Aurich - Der Kirchenkreis Aurich muss sparen – auch, weil durch höhere Gehälter für Pastoren und den Superintendenten Geld fehlen wird. Um fast 600.000 Euro müssen die Kosten im Verlauf der kommenden sechs Jahre runter. In Summe drei Pfarrstellen sollen im Planungszeitraum von Anfang 2023 bis Ende 2028 wegfallen – je eine volle in den Regionen Aurich und Wiesmoor/Großefehn, je eine halbe in den Regionen Südbrookmerland und Ihlow. Entsprechende Informationen unserer Redaktion bestätigte Superintendent Tido Janssen auf Nachfrage.

Was und warum

Darum geht es: Der Kirchenkreis Aurich muss sparen

Vor allem interessant für: Mitglieder der evangelisch-lutherischen Kirche

Deshalb berichten wir: Die Synode des Kirchenkreises Aurich tagt am Donnerstag.

Den Autor erreichen Sie unter: o.cordsen@zgo.de

Eben dies wird auch Thema auf der Kirchenkreis-Synode sein, die an diesem Donnerstag ab 19 Uhr im Gemeindehaus der Kirchengemeinde Victorbur zusammenkommt. „Eigentlich müssten wir sogar sechs Pfarrstellen einsparen“, sagt Janssen. Gut 30 volle Pfarrstellen und eine Superintendenten-Stelle gibt es aktuell im Kirchenkreis. Sechs Stellen hätten geheißen, dass binnen sechs Jahren etwa jede fünfte Pfarrstelle wegfiele, nun ist es ungefähr jede zehnte. Da fast alle Pastoren Kirchenbeamte sind, müssen und können die Streichungen nur über Ruhestände erfolgen.

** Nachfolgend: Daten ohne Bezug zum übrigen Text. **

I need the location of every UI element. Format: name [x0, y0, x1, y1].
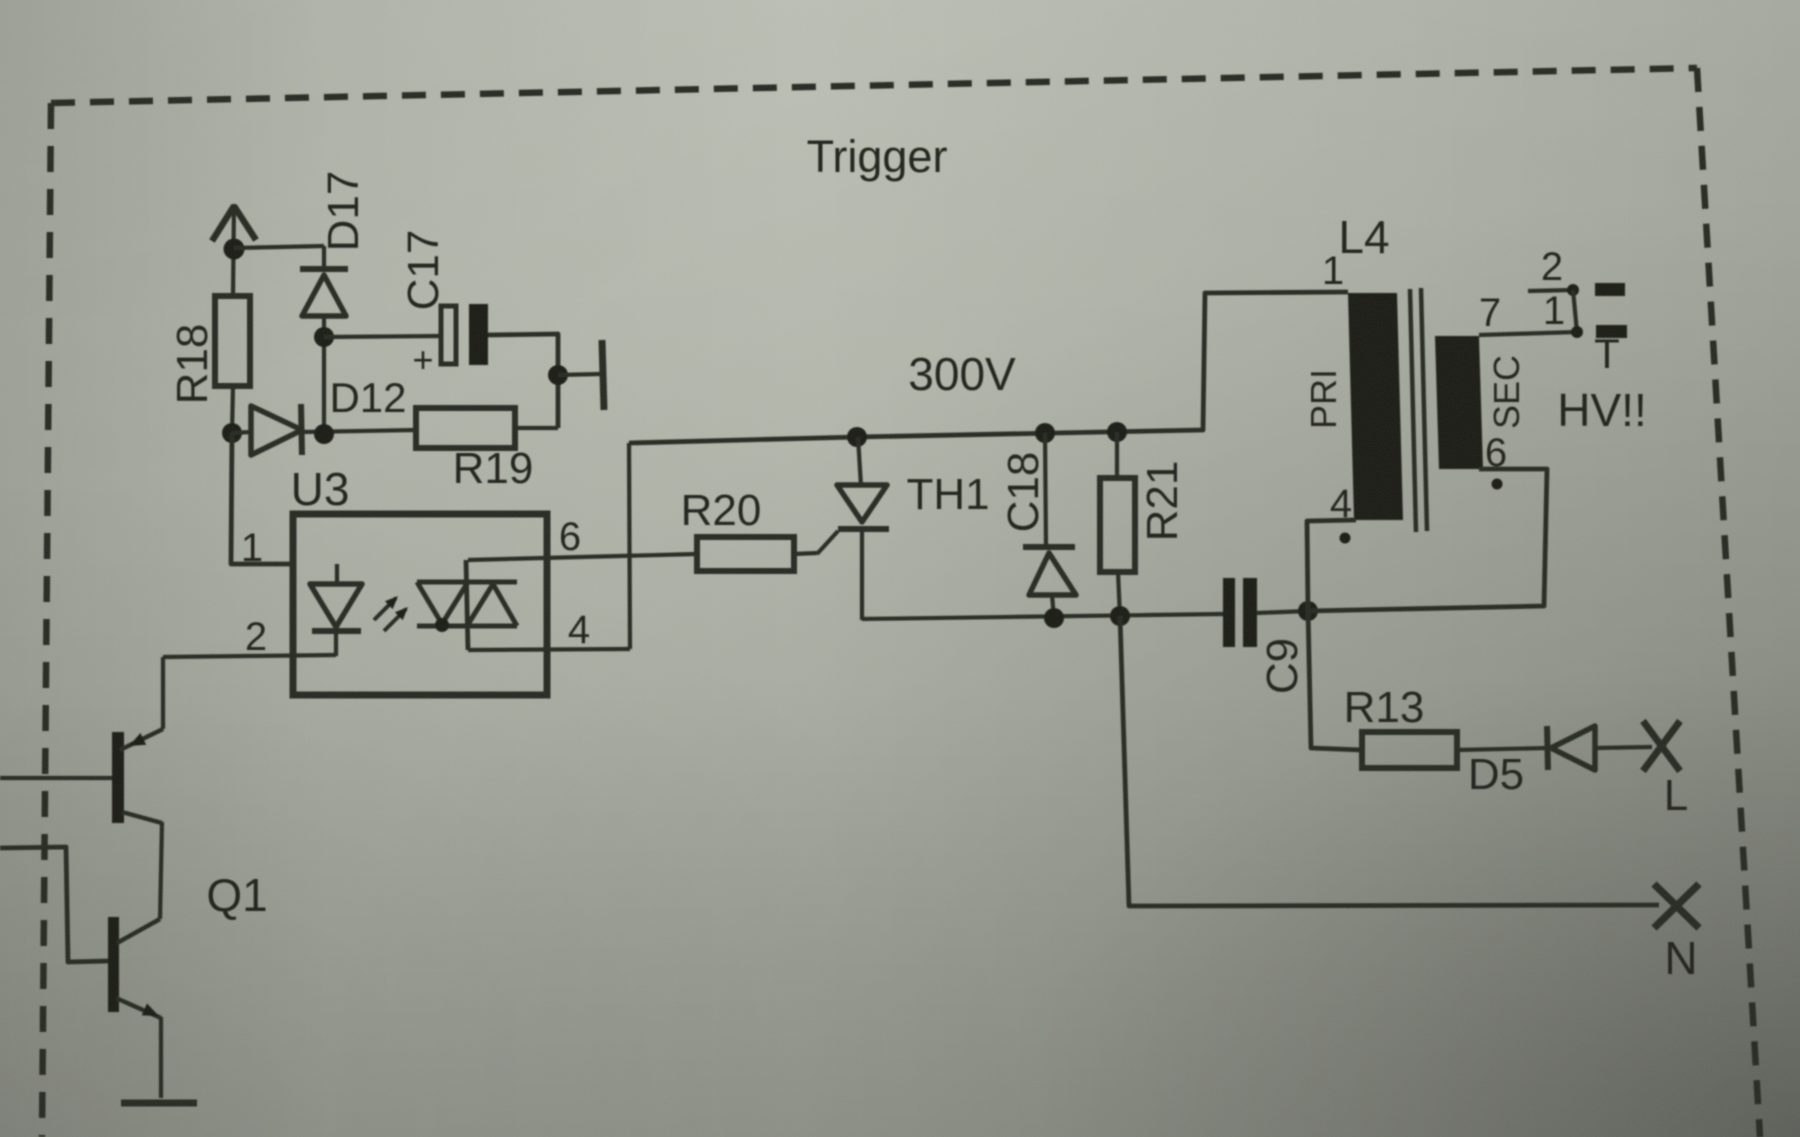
wire U3 pin1 internal — [335, 564, 339, 585]
wire primary pin4 — [1307, 520, 1356, 611]
wire T link — [1573, 290, 1577, 332]
junction dot ground branch — [548, 365, 568, 385]
ground Q1 — [121, 1100, 197, 1107]
wire R21 top — [1115, 432, 1119, 479]
wire U3 pin2 — [163, 655, 336, 657]
transformer L4 primary — [1348, 293, 1403, 520]
triac inside U3 — [417, 582, 517, 626]
wire bus drop to U3 pin4 — [629, 443, 630, 649]
junction dot supply — [224, 239, 245, 260]
junction dot C18 top — [1035, 423, 1055, 443]
resistor R18 — [215, 296, 250, 386]
capacitor C9 — [1223, 578, 1257, 647]
wire Q1 lower base input — [0, 847, 108, 962]
wire TH1 cathode — [860, 529, 864, 620]
phase dot secondary — [1492, 479, 1503, 490]
terminal X L — [1643, 721, 1680, 771]
wire supply to D17 — [234, 246, 324, 248]
wire Q1 emitter — [159, 1017, 163, 1098]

Im Kirchenamt Aurich sitzt die Verwaltung des Kirchenkreises.
Im Kirchenamt Aurich sitzt die Verwaltung des Kirchenkreises.

Mehr Vakanzen und Trennung von Gebäuden?

Entsprechend muss der Kirchenkreis, der laut Janssen im vorigen Jahr bei knapp 65.000 Mitgliedern auch rund 500 Kirchenaustritte zu verzeichnen hatte, weitere Wege finden, Geld zu sparen. Im Gespräch ist, Vakanzen länger als bislang – bis zu einem Jahr – auszudehnen, um so Kosten zu senken. „Wir werden eh nicht jede Stelle sofort wieder besetzen können, weil sich ein Pastorenmangel abzeichnet“, sagt Janssen. Zusätzlich denkt die Kirche auch darüber nach, sich von Gebäuden zu trennen, das Geld aus den Verkäufen zu sparen – und gegebenenfalls Sanierungen aufzuschieben.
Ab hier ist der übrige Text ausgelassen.